C. Registered and Used in Bad Faith
The disputed domain name contains the Complainant’s MOU trade mark in full and adds a dictionary word, “review”, associated with the form of website which the Respondent has established. This points to an awareness by the Respondent of the Complainant and its MOU business as at the date of registration of the disputed domain names. As the panel found in Herbalife International, Inc. v. Surinder S. Farmaha, WIPO Case No. D2005-0765, “the registration of a domain name with the knowledge of the Complainant’s trademark registration amounts to bad faith”.
Paragraph 4(b) of the Policy sets out a number of circumstances which, without limitation, if found by a panel to be present, shall be evidence of the registration and use of a domain name in bad faith. Paragraph 4(b)(iv) provides that bad faith registration and use will be found if a respondent has intentionally attempted to attract, for commercial gain, Internet users to its website, by creating a likelihood of confusion with the complainant’s mark as to the source, sponsorship, affiliation, or endorsement of its website or location or of a product or service on its website.
There is insufficient information in the Complaint for the Panel to conclude that the goods sold on the website at “www.mou-bootsonline.com” were counterfeit and the Panel notes the panel’s decision in that regard in Mou Limited v. Whois Agent, Domain Whois Privacy Protection Service / Yu Tao, WIPO Case No. D2018-2458. However, the fact that, prior to the Complainant’s successful proceeding under the Policy in respect of <mou-bootsonline.com> the Respondent’s website contained links to “www.mou-bootsonline.com”, which was, at least, an unauthorized seller of the Complainant’s goods, points to an intention by the Respondent to cause confusion to Internet users. Simply because the Respondent’s website at the disputed domain name does not itself offer for sale either authentic or counterfeit copies of the Complainant’s products does not materially affect the position. For the reasons outlined earlier, the Respondent’s underlying motivation is to derive commercial advantage from the confusion caused to Internet users who are lured by both the use of the Complainant’s trade mark within the disputed domain name as well as the content of the website to which it resolves, into believing that the disputed domain name is in some way connected with or authorized by the Complainant.
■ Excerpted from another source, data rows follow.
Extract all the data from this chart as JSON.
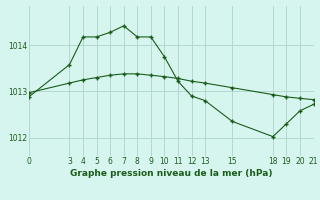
{
  "title": "Graphe pression niveau de la mer (hPa)",
  "bg_color": "#d6f5ef",
  "grid_color": "#aed4cc",
  "line_color": "#1a5c1a",
  "xlim": [
    0,
    21
  ],
  "ylim": [
    1011.6,
    1014.85
  ],
  "yticks": [
    1012,
    1013,
    1014
  ],
  "xticks": [
    0,
    3,
    4,
    5,
    6,
    7,
    8,
    9,
    10,
    11,
    12,
    13,
    15,
    18,
    19,
    20,
    21
  ],
  "series1_x": [
    0,
    3,
    4,
    5,
    6,
    7,
    8,
    9,
    10,
    11,
    12,
    13,
    15,
    18,
    19,
    20,
    21
  ],
  "series1_y": [
    1012.88,
    1013.58,
    1014.18,
    1014.18,
    1014.28,
    1014.42,
    1014.18,
    1014.18,
    1013.75,
    1013.22,
    1012.9,
    1012.8,
    1012.35,
    1012.02,
    1012.3,
    1012.58,
    1012.72
  ],
  "series2_x": [
    0,
    3,
    4,
    5,
    6,
    7,
    8,
    9,
    10,
    11,
    12,
    13,
    15,
    18,
    19,
    20,
    21
  ],
  "series2_y": [
    1012.97,
    1013.18,
    1013.25,
    1013.3,
    1013.35,
    1013.38,
    1013.38,
    1013.35,
    1013.32,
    1013.28,
    1013.22,
    1013.18,
    1013.08,
    1012.93,
    1012.88,
    1012.85,
    1012.82
  ],
  "tick_fontsize": 5.5,
  "label_fontsize": 6.5
}
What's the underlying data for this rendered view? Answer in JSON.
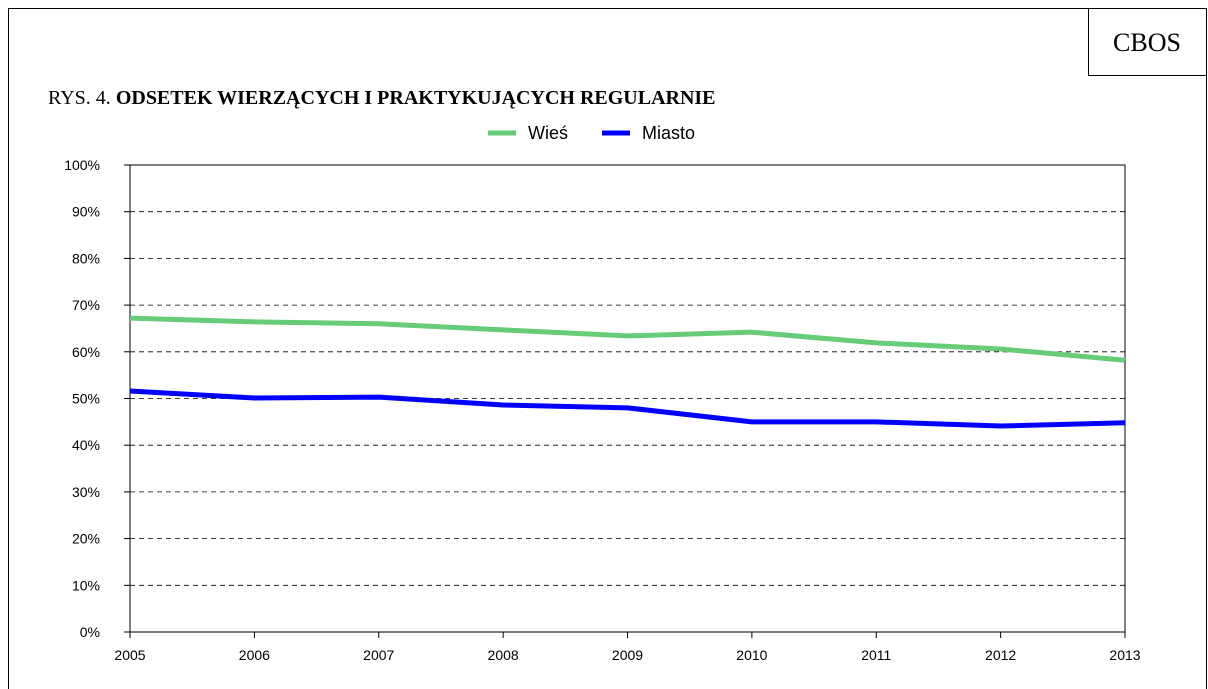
{
  "badge": "CBOS",
  "chart_data": {
    "type": "line",
    "figure_label": "RYS. 4.",
    "title": "ODSETEK WIERZĄCYCH I PRAKTYKUJĄCYCH REGULARNIE",
    "x": [
      2005,
      2006,
      2007,
      2008,
      2009,
      2010,
      2011,
      2012,
      2013
    ],
    "xlim": [
      2005,
      2013
    ],
    "xticks": [
      2005,
      2006,
      2007,
      2008,
      2009,
      2010,
      2011,
      2012,
      2013
    ],
    "ylim": [
      0,
      100
    ],
    "yticks": [
      {
        "value": 0,
        "label": "0%"
      },
      {
        "value": 10,
        "label": "10%"
      },
      {
        "value": 20,
        "label": "20%"
      },
      {
        "value": 30,
        "label": "30%"
      },
      {
        "value": 40,
        "label": "40%"
      },
      {
        "value": 50,
        "label": "50%"
      },
      {
        "value": 60,
        "label": "60%"
      },
      {
        "value": 70,
        "label": "70%"
      },
      {
        "value": 80,
        "label": "80%"
      },
      {
        "value": 90,
        "label": "90%"
      },
      {
        "value": 100,
        "label": "100%"
      }
    ],
    "grid": true,
    "legend": "top",
    "series": [
      {
        "name": "Wieś",
        "color": "#66cc77",
        "values": [
          67.2,
          66.4,
          66.0,
          64.7,
          63.4,
          64.2,
          61.9,
          60.6,
          58.2
        ]
      },
      {
        "name": "Miasto",
        "color": "#0000ff",
        "values": [
          51.6,
          50.1,
          50.3,
          48.6,
          48.0,
          45.0,
          45.0,
          44.1,
          44.8
        ]
      }
    ]
  }
}
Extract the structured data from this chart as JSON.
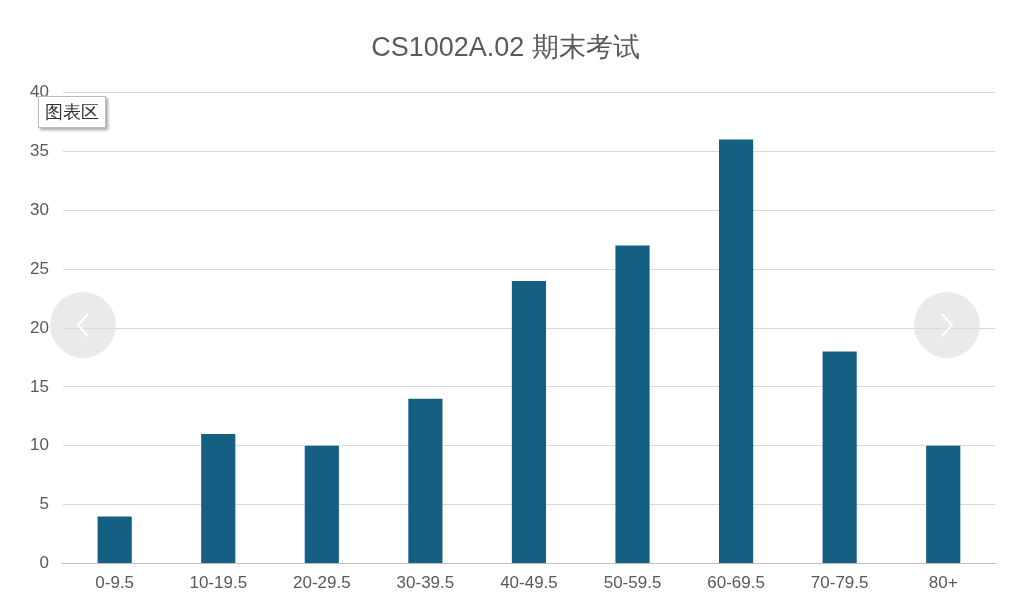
{
  "chart_data": {
    "type": "bar",
    "title": "CS1002A.02 期末考试",
    "categories": [
      "0-9.5",
      "10-19.5",
      "20-29.5",
      "30-39.5",
      "40-49.5",
      "50-59.5",
      "60-69.5",
      "70-79.5",
      "80+"
    ],
    "values": [
      4,
      11,
      10,
      14,
      24,
      27,
      36,
      18,
      10
    ],
    "color": "#156082",
    "ylim": [
      0,
      40
    ],
    "yticks": [
      0,
      5,
      10,
      15,
      20,
      25,
      30,
      35,
      40
    ],
    "grid": "y",
    "legend": false,
    "annotations": [
      "图表区"
    ]
  }
}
In this respect, the Respondent’s conduct is essentially the same as in other decisions under the Policy where panels have found a respondent’s tribute site to be fake. See, for example the comments of the panel in Miranda Kerr v. orangesarecool.com, WIPO Case No. D2013-0553; “[t]he use of the Complainant’s trade mark either as or as the dominant part of the Domain Names is intended to capture Internet traffic from Internet users who are looking for information, photographs and film clips about the Complainant as well as about the Complainant’s products. The Domain Names and the content of the Websites are calculated to confuse Internet users that the Respondent is an authorised franchisee, licensee or somehow connected with the Complainant when this is not the case. This shows a clear intention on the part of the Respondent to attract for commercial gain by confusing and misleading Internet users into believing that the Respondent’s Websites and the products sold on them were authorised or endorsed by the Complainant”.
For these reasons, the Panel accordingly finds that the disputed domain name was registered and is being used in bad faith.
For the foregoing reasons, in accordance with paragraphs 4(i) of the Policy and 15 of the Rules, the Panel orders that the disputed domain name <moureview.com> be transferred to the Complainant.